Economic growth is referred to as the growth of real gross domestic product (GDP) over time. Although several financial crises have hit the global economy, it still shows a positive trend. This paper aims to examine the current world’s economic growth and some of the factors that impede it.
World population and economic growth
According to UNCTAD (2018), as of 2016, the world population was 7.55 billion with 58% of the individuals living in only ten economies. Three of the four most populated economies were located in Asia. These include China, Indonesia, and India. Moreover, of the 7.55 billion people, 6.1 billion, that is 80%, inhabited developing economies (UNCTAD, 2018). Over the last six decades, developing economies have witnessed a sharp increase in population growth. Therefore, the global population has been projected to reach approximately 10 billion by 2050 (UNCTAD, 2018).
Moreover, the world’s economic growth in regards to the GDP is on a positive trend as it has risen from 2.4% in 2016 to 3.1% in 2017 (UNCTAD, 2018). This was the first time since 2011 that the growth rate has been witnessed to supersede 3%. The growth rate is projected to moderate slightly to 3% in 2018. However, not all regions of the world recorded a high economic growth rate in 2017 (UNCTAD, 2018). Unlike developing economies such as Asia and Oceania which witnessed a 5.6% growth rate, the U.S. only reached 1.2%.
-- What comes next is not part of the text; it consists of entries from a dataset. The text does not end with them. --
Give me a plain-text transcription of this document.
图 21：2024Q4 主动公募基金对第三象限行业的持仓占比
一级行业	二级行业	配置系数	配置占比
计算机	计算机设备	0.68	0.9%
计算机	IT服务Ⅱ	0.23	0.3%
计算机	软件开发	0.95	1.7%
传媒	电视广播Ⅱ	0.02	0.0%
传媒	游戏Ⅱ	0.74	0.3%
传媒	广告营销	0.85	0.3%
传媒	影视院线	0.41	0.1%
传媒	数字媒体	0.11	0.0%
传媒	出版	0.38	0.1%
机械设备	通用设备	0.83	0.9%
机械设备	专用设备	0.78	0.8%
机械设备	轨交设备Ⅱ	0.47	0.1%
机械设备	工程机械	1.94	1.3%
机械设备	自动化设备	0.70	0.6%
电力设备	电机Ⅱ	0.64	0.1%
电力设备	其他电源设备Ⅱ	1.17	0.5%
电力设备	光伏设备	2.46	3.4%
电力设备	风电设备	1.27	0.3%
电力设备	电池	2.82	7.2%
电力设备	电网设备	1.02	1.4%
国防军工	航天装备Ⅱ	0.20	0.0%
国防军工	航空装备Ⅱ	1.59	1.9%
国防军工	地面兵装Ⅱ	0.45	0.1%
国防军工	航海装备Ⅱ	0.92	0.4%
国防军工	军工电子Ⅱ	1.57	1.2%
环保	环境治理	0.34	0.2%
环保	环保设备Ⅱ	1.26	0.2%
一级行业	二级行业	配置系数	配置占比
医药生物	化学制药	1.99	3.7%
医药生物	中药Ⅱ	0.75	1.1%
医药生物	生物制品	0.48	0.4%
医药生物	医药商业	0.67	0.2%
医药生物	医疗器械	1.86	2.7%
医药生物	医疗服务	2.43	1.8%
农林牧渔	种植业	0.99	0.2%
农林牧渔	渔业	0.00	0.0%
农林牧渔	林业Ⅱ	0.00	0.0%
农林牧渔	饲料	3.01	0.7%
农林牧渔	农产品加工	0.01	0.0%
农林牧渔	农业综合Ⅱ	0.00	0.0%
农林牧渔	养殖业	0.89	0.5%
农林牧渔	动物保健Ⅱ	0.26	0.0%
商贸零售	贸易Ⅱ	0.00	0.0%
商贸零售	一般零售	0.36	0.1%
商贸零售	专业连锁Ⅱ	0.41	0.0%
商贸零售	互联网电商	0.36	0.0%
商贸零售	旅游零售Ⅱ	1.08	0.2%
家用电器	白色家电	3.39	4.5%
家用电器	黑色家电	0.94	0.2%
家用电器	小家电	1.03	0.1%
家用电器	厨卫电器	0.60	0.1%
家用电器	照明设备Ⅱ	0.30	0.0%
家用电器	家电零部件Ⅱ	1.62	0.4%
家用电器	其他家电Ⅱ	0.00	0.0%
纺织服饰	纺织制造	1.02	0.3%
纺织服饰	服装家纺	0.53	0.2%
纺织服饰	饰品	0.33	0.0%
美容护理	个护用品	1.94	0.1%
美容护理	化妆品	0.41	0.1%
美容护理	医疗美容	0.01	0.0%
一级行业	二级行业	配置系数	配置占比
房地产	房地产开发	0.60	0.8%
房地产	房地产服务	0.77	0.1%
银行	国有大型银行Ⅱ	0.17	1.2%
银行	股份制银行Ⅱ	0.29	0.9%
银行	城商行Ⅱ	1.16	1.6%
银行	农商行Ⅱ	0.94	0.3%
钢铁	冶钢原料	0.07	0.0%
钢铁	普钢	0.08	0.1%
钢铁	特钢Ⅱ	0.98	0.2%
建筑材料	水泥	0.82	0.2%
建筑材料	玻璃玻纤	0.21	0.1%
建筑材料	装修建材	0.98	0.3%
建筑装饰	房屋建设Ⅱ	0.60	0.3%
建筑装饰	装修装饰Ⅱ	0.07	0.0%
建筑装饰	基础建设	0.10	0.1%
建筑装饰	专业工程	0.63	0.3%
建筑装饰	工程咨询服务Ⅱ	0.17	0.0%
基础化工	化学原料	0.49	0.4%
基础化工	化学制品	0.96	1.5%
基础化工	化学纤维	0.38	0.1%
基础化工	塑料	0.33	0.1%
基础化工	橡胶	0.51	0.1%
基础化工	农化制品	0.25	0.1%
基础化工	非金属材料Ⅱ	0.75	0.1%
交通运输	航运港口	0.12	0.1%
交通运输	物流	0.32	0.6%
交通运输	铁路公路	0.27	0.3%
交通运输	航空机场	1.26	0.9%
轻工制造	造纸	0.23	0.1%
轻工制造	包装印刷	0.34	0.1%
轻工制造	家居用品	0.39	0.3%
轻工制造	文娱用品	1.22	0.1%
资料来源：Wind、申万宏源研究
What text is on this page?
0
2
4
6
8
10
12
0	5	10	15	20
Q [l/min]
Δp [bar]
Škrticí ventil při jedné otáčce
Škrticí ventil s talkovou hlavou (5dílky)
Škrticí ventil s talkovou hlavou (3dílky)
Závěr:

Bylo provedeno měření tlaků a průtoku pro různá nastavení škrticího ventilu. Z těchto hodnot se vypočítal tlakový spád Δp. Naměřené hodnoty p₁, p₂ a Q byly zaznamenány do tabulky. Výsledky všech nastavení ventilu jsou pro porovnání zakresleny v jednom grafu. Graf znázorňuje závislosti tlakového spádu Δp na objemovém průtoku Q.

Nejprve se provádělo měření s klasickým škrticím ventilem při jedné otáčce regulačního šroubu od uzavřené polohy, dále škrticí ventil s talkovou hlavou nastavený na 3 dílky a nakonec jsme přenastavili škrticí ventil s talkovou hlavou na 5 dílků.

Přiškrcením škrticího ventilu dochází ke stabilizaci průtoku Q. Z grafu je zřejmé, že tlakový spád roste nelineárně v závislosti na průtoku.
Why one-sixth of the world’s population has not experienced substantive economic growth over the past 30 years
Over the past 30 years, the world’s economic growth has been in a sluggish phase. As a result, one-sixth of the world’s population has not experienced substantive economic growth. These disparities in economic growth present in both developing and developed economies are attributed to several factors. For instance, unemployment. Developing countries are facing serious issues of unemployment. The effect of unemployment is devastating when coupled with the relative substandard infrastructure present. Moreover, when it comes to developed countries such as the U.S., although the country has a strong economy, the sound financial system has not reached all its citizens. The aggregate data has masked disparities such as income, race, and geography.
The second is political instability. Economic growth and political instability a deeply interconnected. This is because the uncertainty associated with political unrest might reduce investment, thus reducing the pace of economic development. A classic example is the power wrangle that has been in Sudan for the past fifty years where the country has been fluctuating over democracy and military rule (Almosharaf & Tian, 2014). The war cast a negative shadow over Sudan’s economy for years. This is because it pushed away from the present and potential oil investors.
The third is the economic crisis. A country’s debt crisis can also affect economies around the world. It occurs when investors lose confidence hence leading to systemic financial instability which causes inflation and high-interest rates. However, the effect on the global economy is dependent on the size of the country. For example, for large currency-issuing countries like Japan and the U.S., a debt crisis can have massive spillover effects on other countries hence instigating a global economic recession (Reinhart, 2014). Other countries are hit to a degree that is even worse than the U.S.
Although the global economy is on a positive trend, a fraction of the population is not enjoying some of the benefits associated with economic growth. This might be attributed to factors such as unemployment, financial crises and political instability among others. Therefore, it is upon various governments to revise and amend their policies such that all individuals can enjoy the fruits bore by a prosperous economy.
- Almosharaf, H. & Tian, F. (2014). The cause of Sudan’s recent economic decline. IOSR Journal of Economics and Finance, 2(4), 26-40.
- Reinhart, C. M. (2014). Recovery from financial crises: Evidence from 100 episodes. American Economic Review, 1004(5), 50-55.
- UNCTAD. (2018). Handbook of statistics. New York, NY: United Nations Publications. Web.